Financial records: 6 years from the end of the financial year (HMRC requirements)
Employment records: 6 years from end of employment
Right to work documentation: 2 years from end of employment
Unsuccessful job applications: 6 months
Website enquiries: 2 years unless a client relationship develops
After retention periods expire, personal data is securely deleted or anonymised.

6 - Sharing Your Information

We may share your personal data with:

Project consultants and contractors (structural engineers, planning consultants, building control)
Local planning authorities and building control bodies
Professional advisers including lawyers and accountants
HMRC and pension providers for employment-related matters
IT service providers including Microsoft and our IT support company
The Architects Registration Board (ARB) where required by professional regulations

All third parties are required to maintain appropriate security measures and process personal data only as instructed by us and in accordance with UK data protection law.

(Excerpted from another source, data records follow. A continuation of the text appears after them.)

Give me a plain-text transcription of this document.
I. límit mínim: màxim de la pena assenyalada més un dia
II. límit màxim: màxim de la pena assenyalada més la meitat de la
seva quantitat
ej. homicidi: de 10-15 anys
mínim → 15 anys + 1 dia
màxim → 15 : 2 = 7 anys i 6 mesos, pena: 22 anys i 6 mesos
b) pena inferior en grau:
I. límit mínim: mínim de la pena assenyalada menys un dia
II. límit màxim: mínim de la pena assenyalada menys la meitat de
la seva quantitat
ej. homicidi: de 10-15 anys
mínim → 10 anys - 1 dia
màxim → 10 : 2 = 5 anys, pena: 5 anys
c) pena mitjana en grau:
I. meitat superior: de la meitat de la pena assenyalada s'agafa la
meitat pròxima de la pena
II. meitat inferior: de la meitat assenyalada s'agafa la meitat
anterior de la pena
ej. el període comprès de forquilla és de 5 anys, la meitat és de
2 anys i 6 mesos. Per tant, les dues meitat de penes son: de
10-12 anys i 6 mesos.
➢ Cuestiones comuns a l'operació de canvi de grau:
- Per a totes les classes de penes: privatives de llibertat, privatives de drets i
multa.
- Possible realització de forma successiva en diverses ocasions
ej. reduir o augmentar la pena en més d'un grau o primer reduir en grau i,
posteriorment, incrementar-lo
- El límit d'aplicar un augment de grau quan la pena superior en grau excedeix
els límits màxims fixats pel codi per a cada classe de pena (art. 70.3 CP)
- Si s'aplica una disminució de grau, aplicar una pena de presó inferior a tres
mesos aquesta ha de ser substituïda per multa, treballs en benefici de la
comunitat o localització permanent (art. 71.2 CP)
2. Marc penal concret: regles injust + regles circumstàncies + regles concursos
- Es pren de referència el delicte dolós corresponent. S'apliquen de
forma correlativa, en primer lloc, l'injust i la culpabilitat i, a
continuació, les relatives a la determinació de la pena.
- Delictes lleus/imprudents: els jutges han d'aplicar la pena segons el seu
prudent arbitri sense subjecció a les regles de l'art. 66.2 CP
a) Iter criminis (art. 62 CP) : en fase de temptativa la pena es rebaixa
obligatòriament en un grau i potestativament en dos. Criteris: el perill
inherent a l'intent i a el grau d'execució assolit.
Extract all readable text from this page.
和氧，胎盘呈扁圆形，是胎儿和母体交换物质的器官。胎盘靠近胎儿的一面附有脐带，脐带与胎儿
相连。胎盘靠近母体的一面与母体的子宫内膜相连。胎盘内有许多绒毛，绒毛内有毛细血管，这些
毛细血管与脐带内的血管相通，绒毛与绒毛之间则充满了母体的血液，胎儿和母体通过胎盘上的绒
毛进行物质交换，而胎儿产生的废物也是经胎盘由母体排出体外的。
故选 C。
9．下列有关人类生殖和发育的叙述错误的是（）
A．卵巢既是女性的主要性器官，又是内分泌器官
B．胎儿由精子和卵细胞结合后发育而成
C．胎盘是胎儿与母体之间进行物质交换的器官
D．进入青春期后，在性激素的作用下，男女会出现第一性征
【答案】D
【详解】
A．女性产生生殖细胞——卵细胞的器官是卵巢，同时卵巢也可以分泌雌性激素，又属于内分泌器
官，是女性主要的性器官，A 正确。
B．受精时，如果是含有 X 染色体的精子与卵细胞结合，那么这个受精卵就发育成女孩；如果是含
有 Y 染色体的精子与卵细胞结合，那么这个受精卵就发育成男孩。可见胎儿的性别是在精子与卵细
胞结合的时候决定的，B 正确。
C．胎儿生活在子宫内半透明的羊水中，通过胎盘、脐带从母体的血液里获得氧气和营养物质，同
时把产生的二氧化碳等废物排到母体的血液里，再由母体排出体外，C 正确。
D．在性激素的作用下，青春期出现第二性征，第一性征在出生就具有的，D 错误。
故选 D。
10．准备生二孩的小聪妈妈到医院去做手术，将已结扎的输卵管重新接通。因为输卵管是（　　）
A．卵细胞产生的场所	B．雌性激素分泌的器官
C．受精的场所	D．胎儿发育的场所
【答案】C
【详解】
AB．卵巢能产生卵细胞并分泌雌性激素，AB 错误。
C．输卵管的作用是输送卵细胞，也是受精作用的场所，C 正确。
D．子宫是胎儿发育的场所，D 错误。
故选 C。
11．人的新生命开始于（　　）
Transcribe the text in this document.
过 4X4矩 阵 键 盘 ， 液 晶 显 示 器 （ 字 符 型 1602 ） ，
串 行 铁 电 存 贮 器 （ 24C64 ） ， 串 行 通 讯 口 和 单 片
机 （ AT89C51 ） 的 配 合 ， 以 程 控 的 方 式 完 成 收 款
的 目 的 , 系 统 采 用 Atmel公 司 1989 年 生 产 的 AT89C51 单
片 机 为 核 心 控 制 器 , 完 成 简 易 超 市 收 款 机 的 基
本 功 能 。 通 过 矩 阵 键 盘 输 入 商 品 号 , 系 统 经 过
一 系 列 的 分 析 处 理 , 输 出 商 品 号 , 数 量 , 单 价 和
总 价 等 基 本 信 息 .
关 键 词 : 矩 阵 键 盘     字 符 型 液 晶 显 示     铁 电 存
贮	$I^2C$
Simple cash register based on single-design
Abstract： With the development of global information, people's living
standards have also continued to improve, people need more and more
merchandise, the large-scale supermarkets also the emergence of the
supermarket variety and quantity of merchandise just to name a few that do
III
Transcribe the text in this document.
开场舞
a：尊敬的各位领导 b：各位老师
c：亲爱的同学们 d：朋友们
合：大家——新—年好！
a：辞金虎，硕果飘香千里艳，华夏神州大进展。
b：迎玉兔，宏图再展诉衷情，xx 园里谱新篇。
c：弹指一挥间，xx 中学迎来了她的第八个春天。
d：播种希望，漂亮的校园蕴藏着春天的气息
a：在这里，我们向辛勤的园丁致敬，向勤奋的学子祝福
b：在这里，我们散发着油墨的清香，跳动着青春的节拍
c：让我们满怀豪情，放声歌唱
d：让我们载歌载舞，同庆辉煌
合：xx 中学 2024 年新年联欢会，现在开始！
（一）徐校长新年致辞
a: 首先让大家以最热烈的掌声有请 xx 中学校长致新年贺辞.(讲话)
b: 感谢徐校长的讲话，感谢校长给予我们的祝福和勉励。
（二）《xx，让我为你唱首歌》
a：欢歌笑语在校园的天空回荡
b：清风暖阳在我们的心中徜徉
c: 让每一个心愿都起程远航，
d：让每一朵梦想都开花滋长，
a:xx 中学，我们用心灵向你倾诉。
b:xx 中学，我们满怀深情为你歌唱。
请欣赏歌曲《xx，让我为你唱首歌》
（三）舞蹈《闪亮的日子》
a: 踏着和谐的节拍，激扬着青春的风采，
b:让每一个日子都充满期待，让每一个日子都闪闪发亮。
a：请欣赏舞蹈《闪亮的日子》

We do not sell or rent your personal data.

7 - Your Rights

Under UK data protection law, you have the following rights:

Right of access: to obtain a copy of your personal data
Right to rectification: to have inaccurate personal data corrected
Right to erasure: to have your personal data deleted in certain circumstances
Right to restrict processing: to limit how we use your personal data
Right to data portability: to receive your personal data in a structured format
Right to object: to object to processing based on legitimate interests
Right to withdraw consent: where processing is based on consent

To exercise any of these rights, please contact us using the details in section 9 below. We will respond within one month. You will not normally be charged for exercising your rights, although we may charge a reasonable fee if your request is deemed to be unfounded or excessive.

8 - Website Cookies and Analytics

Our website (www.carter-fleming.com) uses essential cookies to ensure basic functionality. We may also use analytics cookies to understand how visitors use our website and improve user experience. You can control cookie preferences through your browser settings. Blocking cookies may affect website functionality.

9 - Contact Information & Complaints

If you have questions about this privacy notice, wish to exercise your rights, or have concerns about how we handle your personal data, please contact:

Jennifer Fleming
Carter Fleming Ltd
89 Fleet Street
London
EC4Y 1DH

Or email: jenny@carter-fleming.com

You also have the right to lodge a complaint with the Information Commissioner's Office (ICO), the UK's supervisory authority for data protection at: www.ico.org.uk

10 - Changes to This Privacy Notice

We may update this privacy notice from time to time to reflect changes in our practices, legal requirements, or for other operational reasons. The current version will always be available on our website (www.carter-fleming.com/privacy) and updates will be dated in the Document Control section below.

Significant changes will be communicated to affected individuals where appropriate.